Jumat Pagi di Telaga Warna

Cuaca mendung berkabut, saat kami tiba di Taman Wisata Alam Telaga Warna Puncak pukul 07.30 WIB. Kami pikir sudah terlambat untuk melakukan pegamatan burung di kawasan wisata yang secara administratif terletak di Desa Tugu, Kecamatan Cisarua, Kabupaten Bogor, Jawa Barat. Maklum, dari Bogor berangkat kesiangan, sekitar jam 06.00 WIB lebih sedikit, agak mundur dari jadwal semula. Cilaka dua belas jadinya bila yang terlihat hanyalah hamparan perkebunan teh dan pemandangan hutan semata. Sementara, burung yang jadi incaran, melayang entah kemana.

Beruntung, kekhawatiran itu tidak terbukti. Temperatur dingin, sangat mungkin membuat burung-burung berdiam diri di sarangnya. Meski ada juga yang lalu lalang seperti layang-layang batu (Hirundo tahitica).

Kami parkir beberapa meter di bawah papan petunjuk bertuliskan Taman Wisata Alam Telaga Warna: SK Mentan No 481/KPTS/UM/VI/1981 Tanggal 9 Juni 1981. Taman Wisata Alam Telaga Warna seluas 5 hektar ini memang berbatasan langsung dengan Cagar Alam Telaga Warna yang arealnya mencapai 268,25 hektar. Telaga Warna dikenal sebagai objek wisata dengan permukaan air danau alamnya yang berwarna; hijau lumut atau merah kecoklatan, akibat pantulan sinar mentari dari celah dedaunan.

Udara dingin langsung menelusup tubuh begitu pintu mobil dibuka. Seolah tak ingin kehilangan waktu, segera kami turunkan perlengkapan yang memang telah dipersiapkan sedia kala. Di bawah guyuran gerimis dan kabut yang menggelayut, kami bergegas menuju pintu masuk.
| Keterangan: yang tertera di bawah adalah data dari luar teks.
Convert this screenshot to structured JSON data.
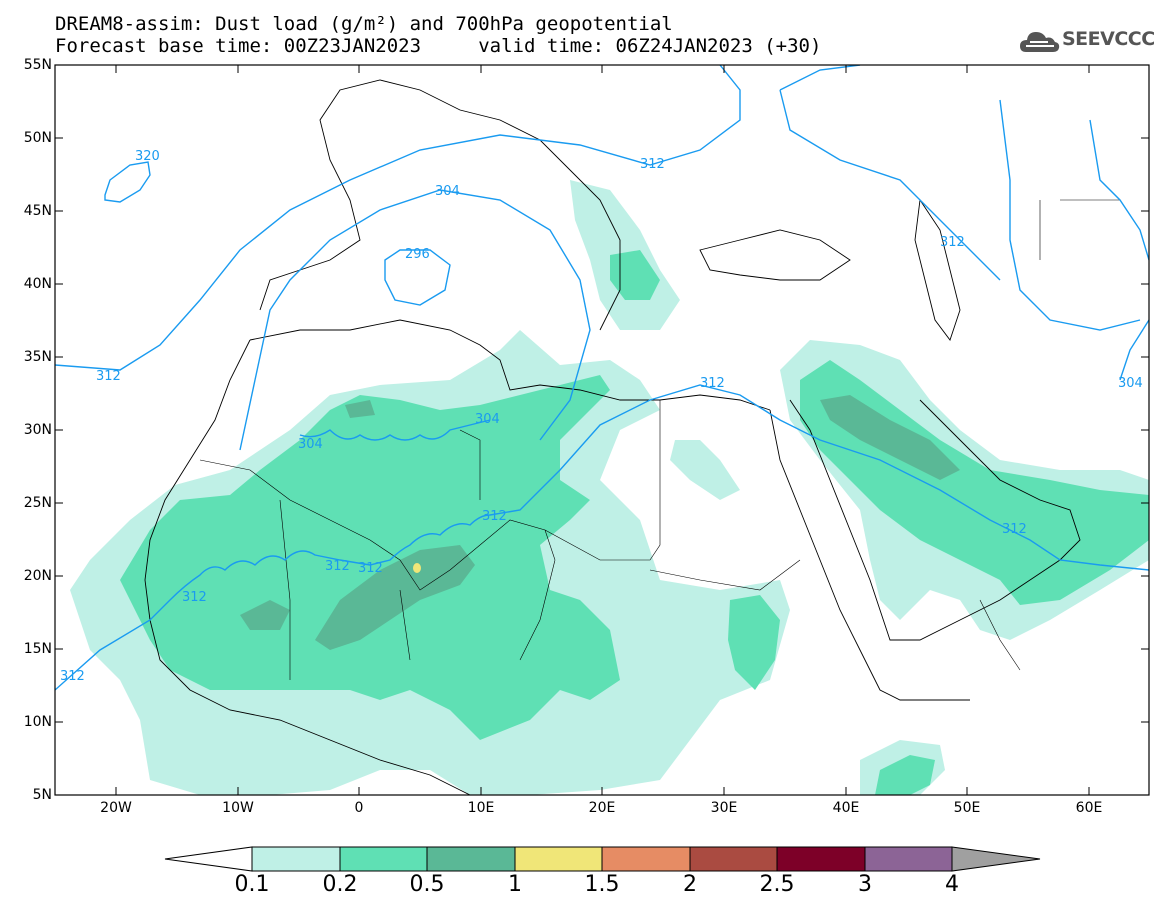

Baru beberapa meter melangkah, seekor elang-ular bido (Spilornis cheela) datang menghampiri. Ya, keberadaan elang yang terbang mengitari perkebunan teh, merupakan hal lumrah di sini. Bahkan, bila cuaca cerah, jenis elang lain akan dengan mudah dilihatsebut saja elang brontok (Nisaetus cirrhatus) atau bahkan elang jawa (Nisaetus bartelsi).

Tak hanya burung, Taman Wisata dan Cagar Alam Telaga Warna ini juga memiliki potensi keragaman hayati luar biasa. Sebut saja herpetofauna, mamalia, serta aneka jenis capung yang cantik.

**

Foto BI/Fahrul Amama

Kabut telah reda, saat kami bersiap melakukan pengamatan di bibir telaga. Satu hal unik saat melakukan pengamatan adalah segala informasi yang didapat, patut dicatat menggunakan pensil. Wah, kenapa bukan pulpen atau spidol?

Pensil, alat tulis sederhana ini, selain bernilai ekonomis juga memiliki keunggulan. Sebut saja, saat sebuah buku catatan basah, maka tulisan yang menggunakan pensil akan tetap tidak luntur. Selain itu, tulisan yang menggunakan pensil akan terjaga pula kualitasnya. Inilah argumen kuat yang nyata khasiatnya.

Mengenai pensil, ada kisah klasik yang hingga kini masih enak untuk disimak. Suatu ketika, kala Amerika mengirimkan astronotnya ke luar angkasa, para astronot tersebut ditugaskan untuk menuliskan segala informasi yang didapat. Yang terjadi adalah para angkasawan ini kesulitan saat akan mencatat. Bukan karena peralatannya yang tertinggal, melainkan pulpen yang mereka bawa sering macet. Tiada gravitasi dituding sebagai biang keladi. Sehingga, kala itu, pemerintah Amerika disibukkan untuk melakukan riset. Tujuannya jelas, menciptakan pulpen berteknologi tinggi yang tidak hanya bisa digunakan di angkasa luar, tetapi juga di kedalaman laut bahkan segala permukaan hingga titik didih dan beku sekalipun. Tak terhitung berapa lama waktu dan berapa banyak dolar yang digelontorkan.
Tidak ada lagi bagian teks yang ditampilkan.